Destroying Great Employees
- Robert Stevenson
- 13 minutes ago
- 2 min read

Nothing will destroy a great employee faster than watching you tolerate a bad one. A single bad employee left unchecked becomes a virus that spreads negativity. Their laziness sets a new low bar, and their attitude poisons the culture. Your inaction sends a powerful message: it tells everyone else that excellence doesn’t matter. It says poor attitudes and subpar work will be ignored as long as the person shows up.
One of the fastest ways to lose top talent is not low pay, long hours, or even tough challenges—it’s the frustration of watching management tolerate mediocrity or bad behavior.
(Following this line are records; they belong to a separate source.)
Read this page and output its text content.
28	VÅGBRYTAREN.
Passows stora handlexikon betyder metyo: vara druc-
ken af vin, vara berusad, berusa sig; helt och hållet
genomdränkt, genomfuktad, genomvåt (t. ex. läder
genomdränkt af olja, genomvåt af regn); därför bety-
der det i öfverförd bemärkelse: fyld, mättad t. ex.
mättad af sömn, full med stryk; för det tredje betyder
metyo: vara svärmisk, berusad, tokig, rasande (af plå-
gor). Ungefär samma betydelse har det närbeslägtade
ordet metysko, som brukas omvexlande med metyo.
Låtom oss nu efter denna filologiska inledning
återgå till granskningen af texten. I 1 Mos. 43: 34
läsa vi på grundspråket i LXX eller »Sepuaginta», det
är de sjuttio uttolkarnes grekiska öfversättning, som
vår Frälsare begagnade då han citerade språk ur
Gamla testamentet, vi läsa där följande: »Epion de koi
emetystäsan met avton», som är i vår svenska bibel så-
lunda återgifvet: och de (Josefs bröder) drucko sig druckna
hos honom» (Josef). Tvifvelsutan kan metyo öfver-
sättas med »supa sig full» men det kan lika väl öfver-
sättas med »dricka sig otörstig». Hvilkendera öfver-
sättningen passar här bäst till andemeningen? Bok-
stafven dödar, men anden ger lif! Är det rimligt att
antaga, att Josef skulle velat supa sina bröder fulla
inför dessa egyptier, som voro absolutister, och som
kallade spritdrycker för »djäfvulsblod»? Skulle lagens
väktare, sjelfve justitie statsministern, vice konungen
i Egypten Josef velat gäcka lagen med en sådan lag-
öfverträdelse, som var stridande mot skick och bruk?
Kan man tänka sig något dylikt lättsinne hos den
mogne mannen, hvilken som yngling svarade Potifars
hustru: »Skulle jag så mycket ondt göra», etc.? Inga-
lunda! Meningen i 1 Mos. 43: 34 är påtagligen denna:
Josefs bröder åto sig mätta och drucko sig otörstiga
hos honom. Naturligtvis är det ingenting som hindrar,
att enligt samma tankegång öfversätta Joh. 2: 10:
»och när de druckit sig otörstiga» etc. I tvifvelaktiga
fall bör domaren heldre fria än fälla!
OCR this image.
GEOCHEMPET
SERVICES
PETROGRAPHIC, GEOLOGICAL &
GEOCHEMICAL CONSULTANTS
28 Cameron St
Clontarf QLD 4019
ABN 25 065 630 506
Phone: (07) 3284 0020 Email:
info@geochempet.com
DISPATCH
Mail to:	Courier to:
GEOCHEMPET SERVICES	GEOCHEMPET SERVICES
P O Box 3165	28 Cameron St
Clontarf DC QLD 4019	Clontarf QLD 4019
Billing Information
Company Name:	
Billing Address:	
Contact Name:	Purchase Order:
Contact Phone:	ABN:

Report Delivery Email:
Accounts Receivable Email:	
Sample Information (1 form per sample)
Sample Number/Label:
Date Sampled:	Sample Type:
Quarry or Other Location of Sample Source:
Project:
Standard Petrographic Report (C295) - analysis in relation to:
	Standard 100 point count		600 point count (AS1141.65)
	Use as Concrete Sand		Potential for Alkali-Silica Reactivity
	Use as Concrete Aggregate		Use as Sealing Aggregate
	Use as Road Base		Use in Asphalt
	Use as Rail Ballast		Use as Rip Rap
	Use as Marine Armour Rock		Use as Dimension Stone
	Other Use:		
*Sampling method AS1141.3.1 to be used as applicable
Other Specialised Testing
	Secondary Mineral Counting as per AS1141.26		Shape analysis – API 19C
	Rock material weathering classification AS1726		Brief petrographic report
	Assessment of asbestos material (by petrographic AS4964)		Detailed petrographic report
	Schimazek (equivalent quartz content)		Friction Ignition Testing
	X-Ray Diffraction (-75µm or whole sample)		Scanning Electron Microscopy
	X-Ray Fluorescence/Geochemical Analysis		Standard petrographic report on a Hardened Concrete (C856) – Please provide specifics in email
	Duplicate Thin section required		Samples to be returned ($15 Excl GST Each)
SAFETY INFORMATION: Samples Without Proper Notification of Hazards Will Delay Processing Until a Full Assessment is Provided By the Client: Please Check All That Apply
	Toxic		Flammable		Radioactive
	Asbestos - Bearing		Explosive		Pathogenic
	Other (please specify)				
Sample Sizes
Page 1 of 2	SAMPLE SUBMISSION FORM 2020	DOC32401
For top employees, it creates resentment, lowers morale, and makes them wonder why they should give their best.
Allowing one toxic or lazy employee to remain unchecked can quietly destroy the entire workplace. The disengagement spreads, productivity drops, and soon your best people start looking for an exit.
Great employees thrive in environments where fairness and accountability are non-negotiable. Here’s the reality: top performers want to be challenged, recognized, and surrounded by others who push them to be better. They don’t want to carry dead weight. They don’t want to clean up someone else’s mess. And they will not stick around in an environment where mediocrity is rewarded, and accountability is missing. They’ll leave—and they’ll leave fast.
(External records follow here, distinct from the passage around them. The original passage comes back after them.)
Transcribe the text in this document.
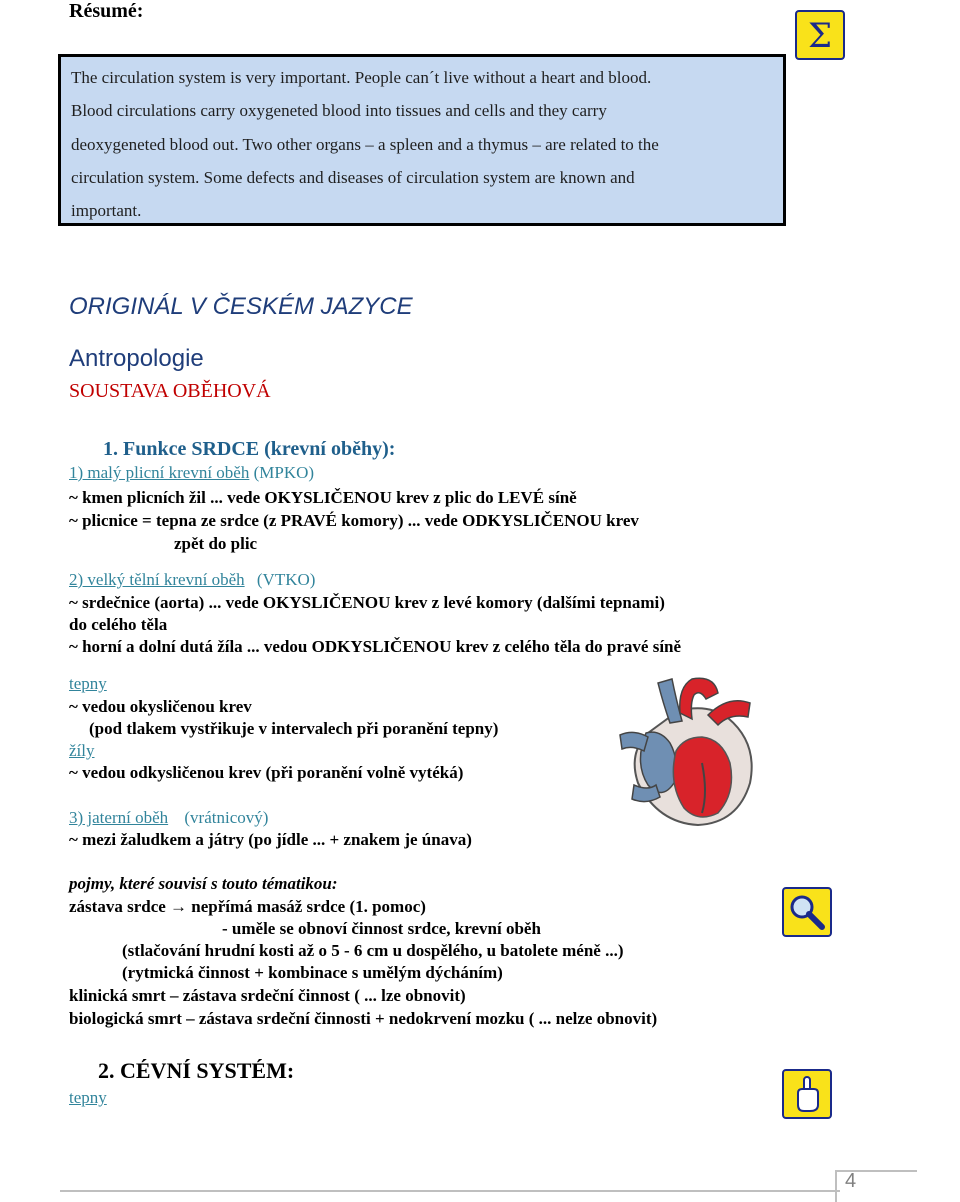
Résumé:
The circulation system is very important. People can´t live without a heart and blood.
Blood circulations carry oxygeneted blood into tissues and cells and they carry
deoxygeneted blood out. Two other organs – a spleen and a thymus – are related to the
circulation system. Some defects and diseases of circulation system are known and
important.
Σ
ORIGINÁL V ČESKÉM JAZYCE
Antropologie
SOUSTAVA OBĚHOVÁ
1. Funkce SRDCE (krevní oběhy):
1) malý plicní krevní oběh (MPKO)
~ kmen plicních žil ... vede OKYSLIČENOU krev z plic do LEVÉ síně
~ plicnice = tepna ze srdce (z PRAVÉ komory) ... vede ODKYSLIČENOU krev
zpět do plic
2) velký tělní krevní oběh (VTKO)
~ srdečnice (aorta) ... vede OKYSLIČENOU krev z levé komory (dalšími tepnami)
do celého těla
~ horní a dolní dutá žíla ... vedou ODKYSLIČENOU krev z celého těla do pravé síně
tepny
~ vedou okysličenou krev
(pod tlakem vystřikuje v intervalech při poranění tepny)
žíly
~ vedou odkysličenou krev (při poranění volně vytéká)
3) jaterní oběh (vrátnicový)
~ mezi žaludkem a játry (po jídle ... + znakem je únava)
pojmy, které souvisí s touto tématikou:
zástava srdce → nepřímá masáž srdce (1. pomoc)
- uměle se obnoví činnost srdce, krevní oběh
(stlačování hrudní kosti až o 5 - 6 cm u dospělého, u batolete méně ...)
(rytmická činnost + kombinace s umělým dýcháním)
klinická smrt – zástava srdeční činnost ( ... lze obnovit)
biologická smrt – zástava srdeční činnosti + nedokrvení mozku ( ... nelze obnovit)
2. CÉVNÍ SYSTÉM:
tepny
4
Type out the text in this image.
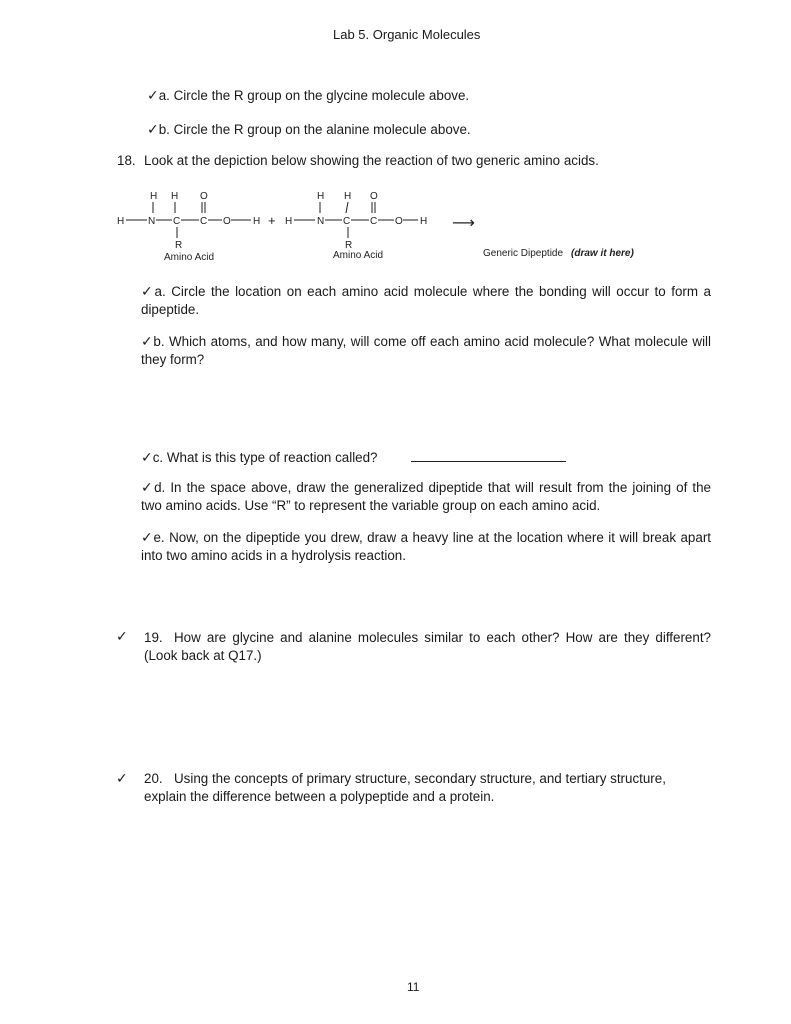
Lab 5. Organic Molecules
✓a. Circle the R group on the glycine molecule above.
✓b. Circle the R group on the alanine molecule above.
18. Look at the depiction below showing the reaction of two generic amino acids.
H H O
H N C C O H
R
+
H H O
H N C C O H
R
⟶
Amino Acid	Amino Acid	Generic Dipeptide (draw it here)
✓a. Circle the location on each amino acid molecule where the bonding will occur to form a dipeptide.
✓b. Which atoms, and how many, will come off each amino acid molecule? What molecule will they form?
✓c. What is this type of reaction called?
✓d. In the space above, draw the generalized dipeptide that will result from the joining of the two amino acids. Use “R” to represent the variable group on each amino acid.
✓e. Now, on the dipeptide you drew, draw a heavy line at the location where it will break apart into two amino acids in a hydrolysis reaction.
✓ 19. How are glycine and alanine molecules similar to each other? How are they different? (Look back at Q17.)
✓ 20. Using the concepts of primary structure, secondary structure, and tertiary structure, explain the difference between a polypeptide and a protein.
11
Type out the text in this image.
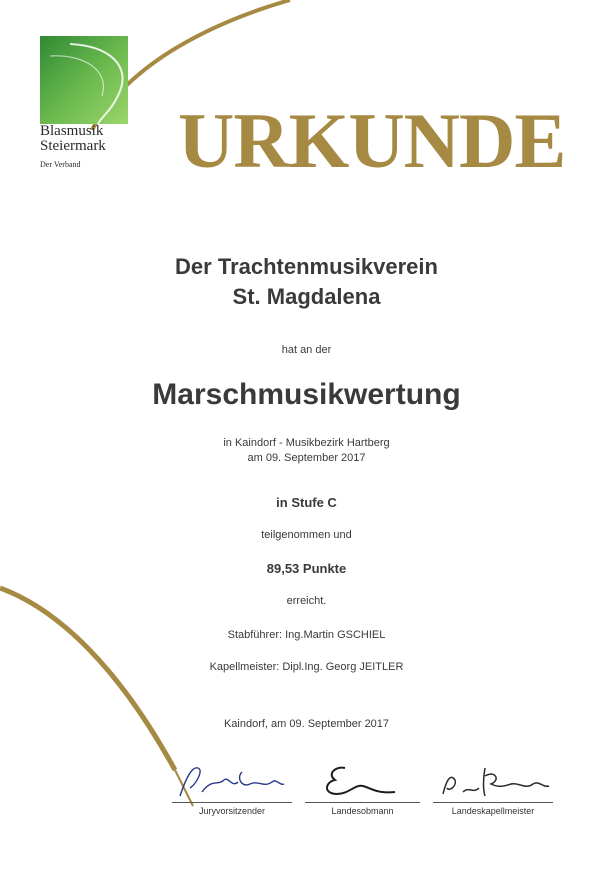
Blasmusik
Steiermark
Der Verband	URKUNDE
Der Trachtenmusikverein
St. Magdalena

hat an der

Marschmusikwertung

in Kaindorf - Musikbezirk Hartberg

am 09. September 2017

in Stufe C

teilgenommen und

89,53 Punkte

erreicht.

Stabführer: Ing.Martin GSCHIEL

Kapellmeister: Dipl.Ing. Georg JEITLER

Kaindorf, am 09. September 2017

Juryvorsitzender	Landesobmann	Landeskapellmeister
Leaders love to talk about “retention,” but retaining your best people isn’t about free snacks, casual Fridays, or team-building games. It’s about protecting them from the frustration of watching you tolerate someone who shouldn’t even be on the payroll. The moment you tolerate a bad employee, you tell your best people that their effort is wasted.
And when they walk out the door, don’t kid yourself—you didn’t lose them. You pushed them away. I once heard it said, “Great leadership is about making others better as a result of your presence and ensuring that impact lasts in your absence.” That will never happen if you accept bad employees. Great companies come from great employees, and great employees come from great leaders.
I have been asked many times, “What do you look for when hiring someone?” My answer is simple: I hire based on attitude. I can teach you everything you need to know to do the job, but I can’t teach attitude. A great leader will nurture that attitude … build upon it … grow it by surrounding people with other talented, motivated individuals—and by NEVER accepting mediocrity from anyone.